In 1973, Owens was recovering from a knee injury before he could start training camp that year. He started all 14 regular season games for the second time in his career that season. He had eight sacks (second on the team to Billy Newsome's 8.5 sacks) as the Saints starting right defensive end. He also had the only interception of his career, on a bobbled John Hadl pass while playing against the Los Angeles Rams.

Owens started only four games in 1974, but was brought into games as a pass rushing specialist on third down plays where opposing teams were in passing situations; in effect giving the Saints five first string defensive linemen. Owens reportedly had eight, 10 or 10.5 sacks that season and one fumble recovery. He was reportedly either first on the team in sacks, or second on the team in sacks to Bob Pollard (nine) who started 13 games.

In late July 1975, Owens suffered a sprained knee during training camp. He started two of the 14 games in which he appeared in 1975. Owens remained an important part of the Saints' pass rush that season, and had 6.5 sacks and one fumble recovery in 1975. After the 1975 season, the Saints left Owens exposed in the 1976 expansion draft, and he was selected by the Seattle Seahawks.

At the time the Seahawks selected him in March 1976, the 30-year old Owens said he was not surprised that the Saints left him exposed to the draft. Saints' head coach Hank Stram said at the time that Owens had a knee problem, which was a factor in not protecting Owens in the expansion draft.

The Seahawks released Owens in early September 1976, before the season started. The Houston Oilers signed him on November 23. Oilers' head coach Bum Phillips was familiar with Owens, as he had been Owens' defensive coordinator during Owens' rookie season with the San Diego Chargers. Owens appeared in three games for the Oilers, starting one, with one sack for the Oilers. These were the final NFL games of Owens' career. The Oilers released Owens after the 1976 season, and he was signed by the New England Patriots in July 1977; but he left training camp soon after and the Patriots released him before the 1977 season started.

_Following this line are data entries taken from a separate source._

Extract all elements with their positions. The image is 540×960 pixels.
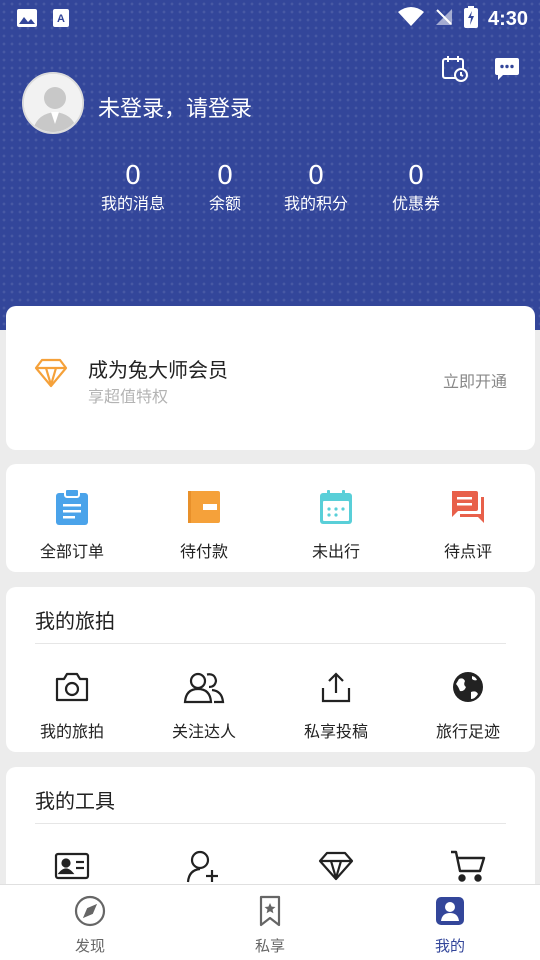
nav-label: 发现	[74, 937, 105, 955]
nav-label: 我的	[434, 937, 465, 955]
bottom-nav: 发现 私享 我的	[0, 884, 540, 960]
diamond-icon	[318, 845, 354, 887]
my-travel-photos[interactable]: 我的旅拍	[6, 666, 138, 742]
order-label: 未出行	[311, 542, 360, 561]
stats-row: 0 我的消息 0 余额 0 我的积分 0 优惠券	[0, 160, 540, 220]
stat-label: 优惠券	[391, 194, 440, 213]
stat-label: 我的积分	[283, 194, 348, 213]
users-icon	[183, 666, 225, 708]
private-submission[interactable]: 私享投稿	[270, 666, 402, 742]
diamond-icon	[34, 358, 68, 392]
tool-id-card[interactable]	[6, 845, 138, 887]
item-label: 关注达人	[171, 722, 236, 741]
avatar[interactable]	[22, 72, 84, 134]
nav-label: 私享	[254, 937, 285, 955]
no-signal-icon	[434, 7, 454, 31]
profile-icon	[434, 895, 466, 931]
wallet-icon	[187, 486, 221, 528]
battery-charging-icon	[463, 6, 478, 32]
upload-icon	[319, 666, 353, 708]
status-time: 4:30	[487, 7, 528, 30]
vip-subtitle: 享超值特权	[88, 387, 169, 406]
tool-add-user[interactable]	[138, 845, 270, 887]
vip-title: 成为兔大师会员	[88, 358, 228, 382]
travel-photo-card: 我的旅拍 我的旅拍 关注达人 私享投稿 旅行足迹	[6, 587, 535, 752]
nav-discover[interactable]: 发现	[0, 885, 180, 960]
cart-icon	[449, 845, 487, 887]
login-prompt[interactable]: 未登录，请登录	[98, 91, 252, 123]
open-vip-button[interactable]: 立即开通	[443, 368, 507, 392]
id-card-icon	[54, 845, 90, 887]
camera-icon	[54, 666, 90, 708]
order-all[interactable]: 全部订单	[6, 486, 138, 562]
status-bar: A 4:30	[0, 0, 540, 36]
order-label: 待点评	[443, 542, 492, 561]
order-label: 待付款	[179, 542, 228, 561]
tool-diamond[interactable]	[270, 845, 402, 887]
add-user-icon	[186, 845, 222, 887]
order-pending-payment[interactable]: 待付款	[138, 486, 270, 562]
globe-icon	[451, 666, 485, 708]
order-pending-review[interactable]: 待点评	[402, 486, 534, 562]
item-label: 我的旅拍	[39, 722, 104, 741]
divider	[35, 823, 506, 824]
divider	[35, 643, 506, 644]
stat-value: 0	[307, 161, 325, 191]
item-label: 私享投稿	[303, 722, 368, 741]
calendar-icon	[319, 486, 353, 528]
image-notification-icon	[16, 8, 38, 32]
vip-card[interactable]: 成为兔大师会员 享超值特权 立即开通	[6, 306, 535, 450]
calendar-clock-icon[interactable]	[440, 54, 470, 84]
profile-header: A 4:30 未登录，请登录 0 我的消息 0 余额 0 我的积分 0 优惠券	[0, 0, 540, 330]
follow-experts[interactable]: 关注达人	[138, 666, 270, 742]
section-title: 我的工具	[35, 789, 115, 813]
nav-mine[interactable]: 我的	[360, 885, 540, 960]
item-label: 旅行足迹	[435, 722, 500, 741]
clipboard-icon	[55, 486, 89, 528]
stat-coupons[interactable]: 0 优惠券	[361, 160, 471, 216]
order-label: 全部订单	[39, 542, 104, 561]
stat-points[interactable]: 0 我的积分	[261, 160, 371, 216]
orders-card: 全部订单 待付款 未出行 待点评	[6, 464, 535, 572]
bookmark-icon	[254, 895, 286, 931]
nav-private[interactable]: 私享	[180, 885, 360, 960]
tool-cart[interactable]	[402, 845, 534, 887]
comment-icon	[450, 486, 486, 528]
wifi-icon	[397, 7, 424, 31]
travel-footprints[interactable]: 旅行足迹	[402, 666, 534, 742]
order-not-traveled[interactable]: 未出行	[270, 486, 402, 562]
message-icon[interactable]	[492, 54, 522, 84]
stat-value: 0	[407, 161, 425, 191]
svg-text:A: A	[57, 13, 65, 25]
section-title: 我的旅拍	[35, 609, 115, 633]
text-notification-icon: A	[52, 8, 70, 32]
compass-icon	[74, 895, 106, 931]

Over a seven year career, he had 49 sacks in 87 games.

== Personal life and death ==
Owens' wife Burtaniel was an evangelist, and the two had been married 43 years at the time of his death. They had two children, Joe Owens Jr. and Derrick Owens, who is a minister. He was a businessman in his hometown of Columbia, Mississippi after his retirement from football.

Owens died on June 9, 2013, in Columbia.